She slapped his back amicably as she ran past him, but the contact of her warm palm against his back sent an electric shock through his shirt and all the way up to his spine, forcing him to jerk upright and follow, breathing heavily to try and regain his composure.

Kitty walked up a rusty ladder, stuck to the side of a dirty mural, with ardent determination and her tongue pulled between her teeth. Once they got to the top, she turned around with a grin and held her hands out vicariously. "What do you think, Mariano?" She asked, feeling a wave of pride wash over her at the sight of him utterly flabbergasted.

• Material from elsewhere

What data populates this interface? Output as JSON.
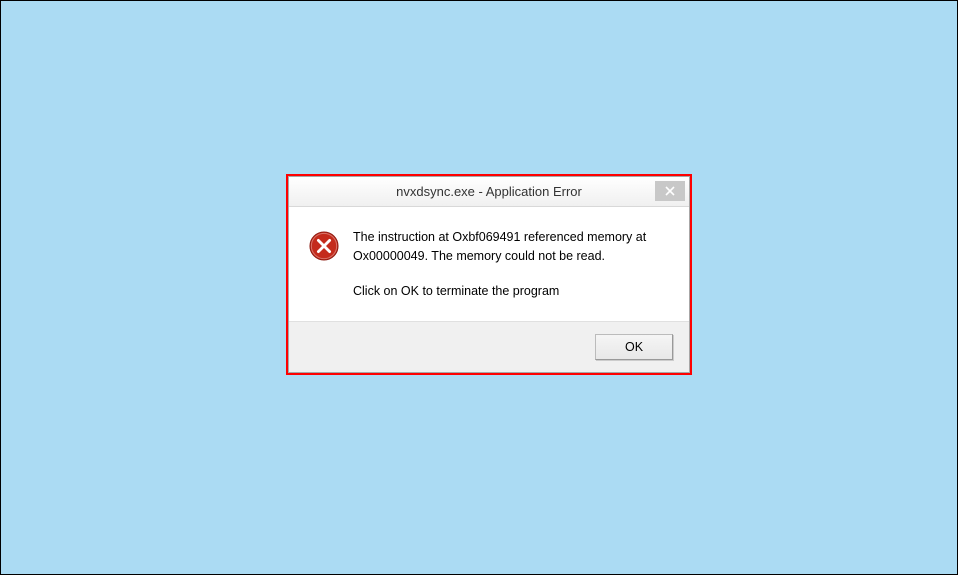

"This is..." It was a mural, a wide one that was probably visible all the way from Doose's Market. He runs his fingertips over the bricks, finding them smooth enough for his liking. His open mouth mounded into a smile," I mean," He pauses. "How did you even find this?"

"I have my ways," She shrugged and spoke the words in such a soft way he almost craved her saying his name, "Can you give me the purple?"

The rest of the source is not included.